Winner: NSW racing administrator Lindsay Murphy.Credit:Jenny Evans

The year 1977 was a very good one for the Sydney Turf Club, with Luskin Star producing one of the best Golden Slipper wins, women’s rights breaching the member’s enclosure, the first computerised tote meeting and Lindsay Murphy.

Now 63, Murphy will be the last STC heavyweight, on ability more than girth, to leave the centre stage of NSW racing.

The STC was a major contributor to the most dynamic turf period in the state, which is now controlled by the iron hand of Racing NSW supremo Peter V’landys, with the Australian Turf Club – a combination of the STC and the then controlling body, the Australian Jockey Club – just a subsidiary.

No doubt the major influence for STC success was the way they groomed their staff, and Murphy is a prime example. Murphy began with the club in 1977 as a junior clerk in the office after being  interviewed by the stalwarts Pat Parker, the CEO from 1976-2000, and John Nicholson, later  racing secretary from 1980 until the merger. Murphy moved on to get his hands soiled with tracks  under the energetic John Jeffs.

Murphy, now general manager of racecourses for the ATC, will officially retire at the end of the month at a time when services in Sydney,  overall, have  never been better.

Hopefully the STC’s contribution, detailed in Gary Lester’s  The Essential Club, will never be dimmed. Yes, the introduction of the Golden Slipper possibly tops the bill, changing the face of  Australian racing, and a plethora of other great races after groundbreakers like barrier stalls and photo finish cameras.

Perhaps the computerised tote, which was rocket science at the time, was a dual STC-AJC venture, but it was  introduced at Canterbury on June 15, 1977, and took punters into a new age of betting.

The AJC was also shy of admitting women as full members but not the STC, which pushed for them in 1977 and gave 26 full privileges in 1978.

Murphy maintains that Jim Fleming, the food store magnate who took his “Fabulous Flemings”  enthusiasm into the club as STC chairman, was the most dynamic administrator.

“He just wanted new ideas and made you carry a notebook to monitor where they were going,” Murphy recalled. “He didn’t mind if they didn’t prove successful but wanted them fully explored.”
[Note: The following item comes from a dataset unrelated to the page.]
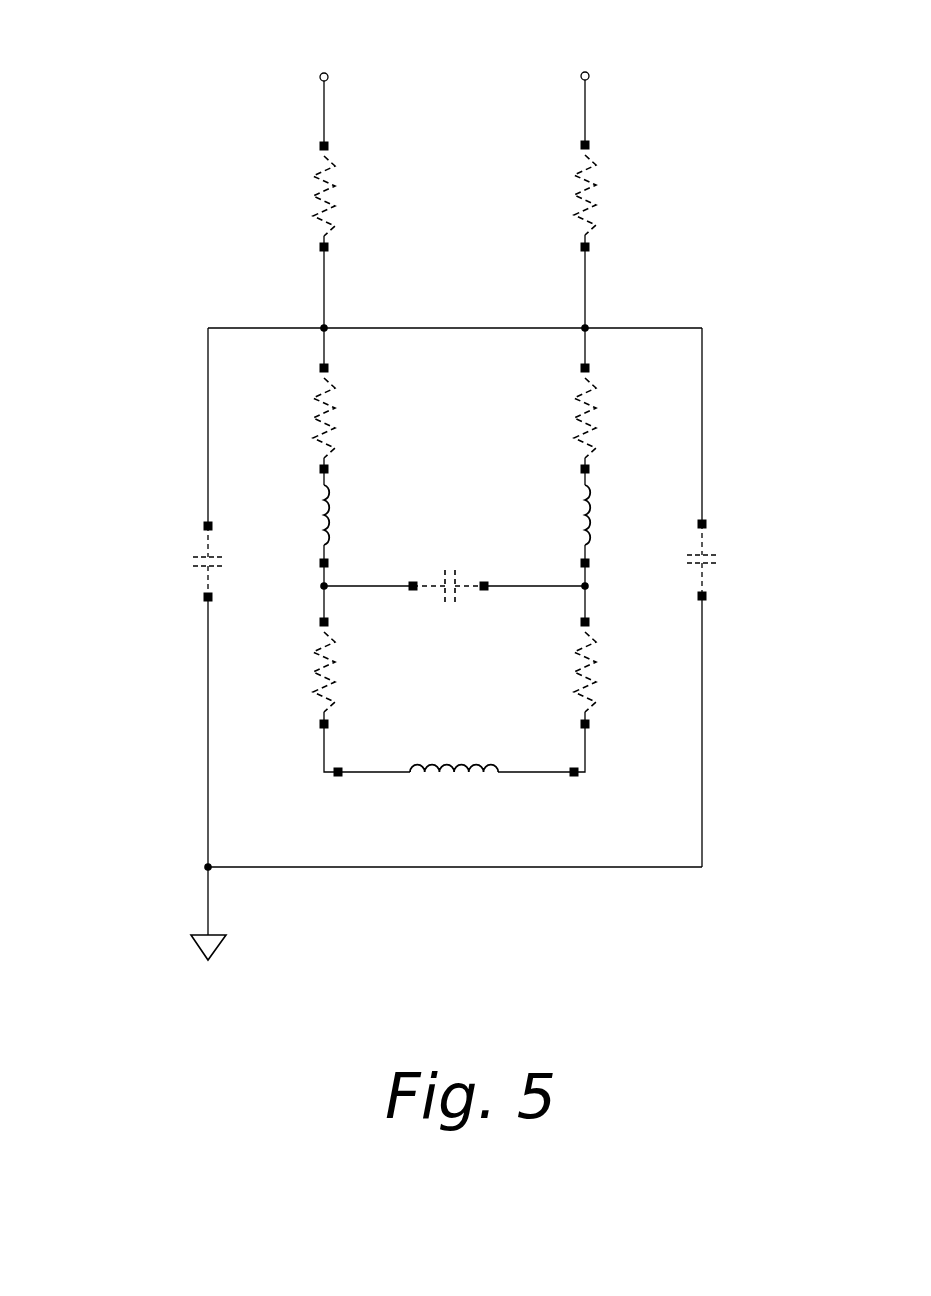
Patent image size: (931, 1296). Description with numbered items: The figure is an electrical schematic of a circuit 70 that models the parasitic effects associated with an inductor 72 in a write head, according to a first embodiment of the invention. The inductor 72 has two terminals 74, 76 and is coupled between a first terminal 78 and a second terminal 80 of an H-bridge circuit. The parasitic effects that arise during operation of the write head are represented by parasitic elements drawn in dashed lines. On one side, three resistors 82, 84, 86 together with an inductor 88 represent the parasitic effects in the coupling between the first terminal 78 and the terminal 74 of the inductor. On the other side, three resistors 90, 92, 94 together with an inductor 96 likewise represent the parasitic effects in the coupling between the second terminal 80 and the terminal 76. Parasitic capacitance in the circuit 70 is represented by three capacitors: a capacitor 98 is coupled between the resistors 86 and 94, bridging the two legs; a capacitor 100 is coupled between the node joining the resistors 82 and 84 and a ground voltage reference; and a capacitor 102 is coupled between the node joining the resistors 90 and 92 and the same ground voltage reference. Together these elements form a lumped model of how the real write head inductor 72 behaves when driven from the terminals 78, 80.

Fleming challenged the Melbourne Cup prizemoney with the Golden Slipper, just an earlier example  of the Sydney-Melbourne rivalry which took a new turn this week when a $400,000  prize for jockeys – the Star of the Saddle – was announced to keep them in Melbourne for the spring after an aged SMH hack recently suggested V’landys put a World Jockeys Championship on to get the best and  keep them in Sydney over the same period.

Obviously, Fleming was more V’landys than AJC. Beancounters grimaced at Fleming’s venture into a  hurdle racing day at Rosehill that didn’t take off, like his introduction of an international event  to the Sydney autumn scene.

“Jim was before his time getting European horses here," Murphy reckons. “We just didn’t have  the facilities to handle them.”

However, the Tancred carried internationals in 1988 and 1989 on Golden Slipper day but ceased as  board members figured the promotion was too costly given the club paid the exes of the visitors.

With Sandown in Melbourne in danger of the auctioneers hammer, Murphy favours keeping Canterbury as a racecourse.

“Racing surfaces are now good and more consistent because we have five tracks operating,” he  stressed.

“Even Warwick Farm, which is in need of a rebuild, is playing better at present, and our major circuits,  Randwick and Rosehill, have been racing well despite recent heavy conditions.

“We will always get factors that will contribute to track bias, but modern methods mean that buckets of soil once used to replace divots are no longer required.”

Fortunately, Murphy won’t be lost to the industry. He is moving  to Gerringong and will become a director at the Illawarra Turf Club, which is putting in new tracks.

Recently, former big-spending STC directors, headed by colleague John Holloway, took Murphy to a  farewell lunch, washed down with Grange Hermitage – vintage 1977, a very good year.